The idea for the series was formed several years back, over sushi on L.A.’s Larchmont Boulevard. Alexander was lunching with his close friend and collaborator Peter Tilden, who began regaling the actor with a story about his friend who worked for a traveling circus. The situation — life on the road, living and working in close quarters with your family — all seemed like prime fodder for a sitcom.

When the conversation turned to The Partridge Family and whether David Cassidy and Susan Dey had ever gotten together during the making of the show, they knew they had hit on something. “Can you imagine being in a situation so extreme that the only attractive girl you see every day is your own sister?” Alexander asks.

“I wondered what it would be like if you couldn’t get away from your family,” Tilden explains later by phone. “That’s got to be kind of a nightmare. And Jason plays aggravated funnier than anybody I know.”

They took the idea to the executives at Fabrik Entertainment, who snapped it up and brought Dean Craig (Death at a Funeral) aboard as showrunner. “At the time, Larry Charles was also on board to direct, so for a Seinfeld lover like me it felt like a dream project,” Craig says. Swallow — as it was known then — was shopped around town until the final pitch was given to the executives at AT&T Audience Network, who offered a 10-episode order in he room.

“The pitch was hilarious and developed into a great conversation,” says Chris Long, Head of AT&T Audience Network. “At a time when we’re seeing much of the comedy space turn in the direction of dramedy, we really responded to the idea of doing a straight, laugh-out-loud comedy.”

For Alexander — who, besides his comedic acting, brings his singing and drumming skills to his role — there was more to think about than his own performance. That’s because he also serves as an executive producer, along with Tilden, Craig, Long, Melissa Aouate, Henrik Bastin, Mark Burg, Shane Elrod, David Guillod and Bart Peters.

Eight weeks prior to filming, four out of the 10 scripts had been written, the music — which Alexander would end up writing much of himself — had yet to be composed and a writers’ strike was looming. “If you had said to me, ‘Jason, you can take the over or the under, is this show going to get made?’ I would have said, ‘There’s no way,’” the actor says, laughing about it now.

Tilden remained optimistic. “The man was on the number-one show in television,” he points out. “ Everything else is difficult. Seinfeld had craft services the length of my house. I don’t think it was more difficult than most, I think it was just difficult as these things are.”

Four months later, the network reviewed the pilot, outlines of 10 episodes and executions of five — and asked the creators to make the show more cable-friendly. “They wanted something rougher around the edges,” Alexander says. “In the original there wasn’t as much [bad] language. It wasn’t quite as inappropriate as it is now.”

Inappropriate, perhaps, for a broadcast network, but very much in keeping with the cable and streaming worlds: along with the expected language, the pilot includes a sex scene between Ria and a much older man and a couple of rude punch lines playing off the family name, graffitied on their tour bus. In another scene, Ken reluctantly performs a sex act on a male radio producer to secure a free on-air promo for the Swallows concert.

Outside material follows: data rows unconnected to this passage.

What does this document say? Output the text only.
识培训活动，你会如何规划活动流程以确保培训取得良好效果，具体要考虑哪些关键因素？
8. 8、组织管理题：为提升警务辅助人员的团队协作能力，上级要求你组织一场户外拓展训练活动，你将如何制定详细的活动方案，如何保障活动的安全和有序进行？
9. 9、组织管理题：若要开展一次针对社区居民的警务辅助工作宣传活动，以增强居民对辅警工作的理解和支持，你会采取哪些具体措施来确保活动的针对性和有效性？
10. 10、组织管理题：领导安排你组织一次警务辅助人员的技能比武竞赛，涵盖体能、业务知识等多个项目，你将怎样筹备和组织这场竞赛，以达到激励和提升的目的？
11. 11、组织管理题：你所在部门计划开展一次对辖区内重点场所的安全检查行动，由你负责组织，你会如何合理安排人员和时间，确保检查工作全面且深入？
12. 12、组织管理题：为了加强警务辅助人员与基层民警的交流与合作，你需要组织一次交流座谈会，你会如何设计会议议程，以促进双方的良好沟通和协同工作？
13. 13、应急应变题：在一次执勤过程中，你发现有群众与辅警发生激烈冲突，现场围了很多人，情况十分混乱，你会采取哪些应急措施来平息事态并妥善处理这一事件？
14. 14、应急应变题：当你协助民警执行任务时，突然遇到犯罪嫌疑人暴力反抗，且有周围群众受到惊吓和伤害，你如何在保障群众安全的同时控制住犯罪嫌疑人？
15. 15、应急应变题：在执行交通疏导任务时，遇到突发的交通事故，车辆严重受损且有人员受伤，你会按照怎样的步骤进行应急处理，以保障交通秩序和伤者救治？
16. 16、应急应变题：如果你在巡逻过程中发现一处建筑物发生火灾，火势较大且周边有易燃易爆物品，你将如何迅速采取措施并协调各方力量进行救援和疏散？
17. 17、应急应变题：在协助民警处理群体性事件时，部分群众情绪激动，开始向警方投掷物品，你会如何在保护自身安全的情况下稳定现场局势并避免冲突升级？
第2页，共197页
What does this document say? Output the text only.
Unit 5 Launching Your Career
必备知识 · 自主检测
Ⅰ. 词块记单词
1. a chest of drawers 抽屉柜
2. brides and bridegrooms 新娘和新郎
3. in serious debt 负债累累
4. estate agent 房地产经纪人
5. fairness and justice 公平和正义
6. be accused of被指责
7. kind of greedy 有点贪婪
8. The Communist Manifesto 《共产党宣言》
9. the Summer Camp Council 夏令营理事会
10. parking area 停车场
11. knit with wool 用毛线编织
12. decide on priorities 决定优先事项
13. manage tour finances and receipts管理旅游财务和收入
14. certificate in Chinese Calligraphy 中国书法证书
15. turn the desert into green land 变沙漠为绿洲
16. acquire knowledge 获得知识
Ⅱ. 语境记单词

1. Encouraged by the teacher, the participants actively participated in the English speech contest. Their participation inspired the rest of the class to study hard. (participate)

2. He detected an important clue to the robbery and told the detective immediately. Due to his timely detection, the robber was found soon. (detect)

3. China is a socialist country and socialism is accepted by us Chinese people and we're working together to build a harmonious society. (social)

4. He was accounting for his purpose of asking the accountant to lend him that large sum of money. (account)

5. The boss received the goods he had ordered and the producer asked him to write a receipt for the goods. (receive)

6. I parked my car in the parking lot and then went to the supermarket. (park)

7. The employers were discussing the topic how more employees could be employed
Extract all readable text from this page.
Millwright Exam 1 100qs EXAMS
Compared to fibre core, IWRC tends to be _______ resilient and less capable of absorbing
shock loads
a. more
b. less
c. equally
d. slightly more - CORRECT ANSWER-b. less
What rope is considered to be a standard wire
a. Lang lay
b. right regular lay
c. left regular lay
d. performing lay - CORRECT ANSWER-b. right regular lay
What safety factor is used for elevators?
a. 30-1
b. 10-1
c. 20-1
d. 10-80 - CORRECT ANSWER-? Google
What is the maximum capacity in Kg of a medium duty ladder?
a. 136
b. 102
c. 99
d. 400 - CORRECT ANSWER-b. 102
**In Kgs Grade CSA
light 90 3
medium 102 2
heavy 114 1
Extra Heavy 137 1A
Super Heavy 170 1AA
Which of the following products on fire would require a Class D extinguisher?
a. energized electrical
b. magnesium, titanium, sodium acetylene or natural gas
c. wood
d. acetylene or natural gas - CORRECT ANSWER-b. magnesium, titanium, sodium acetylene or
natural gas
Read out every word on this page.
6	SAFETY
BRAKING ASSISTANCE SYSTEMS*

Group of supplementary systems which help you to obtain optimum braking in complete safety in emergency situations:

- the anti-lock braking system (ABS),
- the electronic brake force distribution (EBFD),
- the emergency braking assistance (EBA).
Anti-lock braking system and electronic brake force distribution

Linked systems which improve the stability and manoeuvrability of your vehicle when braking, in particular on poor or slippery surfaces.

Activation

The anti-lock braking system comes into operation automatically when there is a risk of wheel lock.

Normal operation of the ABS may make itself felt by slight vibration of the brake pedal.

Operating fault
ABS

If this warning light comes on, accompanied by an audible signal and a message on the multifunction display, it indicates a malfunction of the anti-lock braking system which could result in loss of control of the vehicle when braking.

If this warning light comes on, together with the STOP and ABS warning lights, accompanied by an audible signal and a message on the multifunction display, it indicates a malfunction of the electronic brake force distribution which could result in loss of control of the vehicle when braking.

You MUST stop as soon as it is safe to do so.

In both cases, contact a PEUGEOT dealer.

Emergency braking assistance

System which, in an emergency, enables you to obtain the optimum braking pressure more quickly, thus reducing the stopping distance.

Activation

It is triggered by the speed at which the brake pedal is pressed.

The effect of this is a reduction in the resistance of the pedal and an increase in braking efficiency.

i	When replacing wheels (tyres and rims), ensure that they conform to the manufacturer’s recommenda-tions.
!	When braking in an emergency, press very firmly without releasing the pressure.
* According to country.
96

The notes from the network also led to staff changes in the writers’ room. But that was welcome for Alexander, who felt up until that point that his presence was giving him too much say.

“I was in the writers’ room for the entirety of the first group, and initially for the second group,” he says. “Then I learned that there’s a difference between running a show and running a room. I can’t run a room. I don’t know enough about it. It was a good thing for me to get out, because without meaning to be, I was the 800-pound-gorilla.”

Ultimately, Alexander would get the final pass on the scripts — a polishing that no doubt allowed him to help the writers home in on the key difference between George and Ken. “George basically came at the world thinking, ‘I’m not good enough,’” he explains. “Ken is actually very optimistic — he thinks he’s great and very deserving. George thinks he’s not deserving, but should have it anyway. And that colors them in a very different way.”

Born Jay Scott Greenspan, Alexander — who crafted his stage name by taking his father’s first name as his last — grew up in Livingston,  New Jersey, a little more than an hour from Broadway.

He was first  exposed to the theater at five years old, when his parents took him to see the  original 1964 production of Fiddler on the Roof. His destiny for the stage was guided again at age 12, when he was plucked from a community pool by a group of pre-teens eager to have him perform in their show.

A few months later he was studying voice and dance (tap, modern, jazz and ballet), and soon after that, at 14, he began working professionally. “I  grew up in my living room fantasizing about the Tony,” he recalls.

He would win one at 29, for his leading role in the 1989 musical Jerome Robbins’ Broadway, which required the actor to portray multiple characters from several well-known productions. It was also the year he would land his role on Seinfeld, and one year before his turn as a slimy lawyer in Pretty Woman

Seinfeld brought him so much recognition, however, that he was initially worried audiences wouldn’t be able to accept him as any other character after the show ended. “When I was growing up, if an actor did a signature role on a successful series, it more often than not signaled the end of their career. That was my big concern, that I was going to be identified with George in a way that I couldn’t capitalize on.”

Leading roles would follow in the comedies Bob Patterson and Listen Up,  about a bad motivational speaker and a sports talk-show host, respectively, which would both fail to take off. So looking back now, does he put any stock in the infamous “Seinfeld curse”?

“I mean… it only affects guys? Cause Julia [Louis-Dreyfus is] doing fine,” he jokes. “You either are involved in something that makes an audience go, ‘I want to check that out,’ or you’re not. And Seinfeld, one way or the other, isn’t  going to save you. If anything is true about the curse, it may be that most producers don’t want that three-second first reaction where somebody goes, ‘Oh, that’s George!’”

Yet Alexander has never felt pressured to stay in the same wheelhouse as his best-known character, or conversely, to play against type. “One of the reasons George is iconic,” he says, “is because he finds himself squarely at the heart of what most comedy is: mistaken assumptions, enormous stakes and the subsequent choices of action. I’m a short, bald, Jewish guy. There’s  only so many ways I can evoke that without some similarities.”

When Alexander finds himself flipping through the channels now, he will occasionally pause to watch that short, bald, Jewish guy who made him so famous.

“Because the truth is,” he reveals, “I stopped watching before the series ended.” Going on to explain that the shows were heavily edited, and his lines were often cut down as a result, he says, “The actor in me went, ‘How dare they muddle with my performance!’ Now, I don’t remember what the hell I would have said, so I can watch them. But at the time I remember being very frazzled by it all. So I have not seen a good two to three seasons’ worth.”

It’s a situation he is unlikely to find himself in this time around, as the co-creator, executive producer and first name on the call sheet for Hit the Road. But if Alexander has learned anything in his 40-plus years in the business, it’s that nothing can be predicted. It’s one of the many pieces of wisdom he relays to acting students in the master classes he often teaches.

“They want to know how to get my career, and no one  — including me — can tell them how to do it, because it’s an accident. I could have done a different pilot the year of Seinfeld and we wouldn’t be talking right now,” he says with a smile.

“I also quote Gertrude Stein to them: ‘There is no there there.’ That thing you think is going to make you successful, happy, complete… you’ll get it,” he says, still sipping that 7-11 coffee, “and you’ll be the same person you were the minute before you got it.”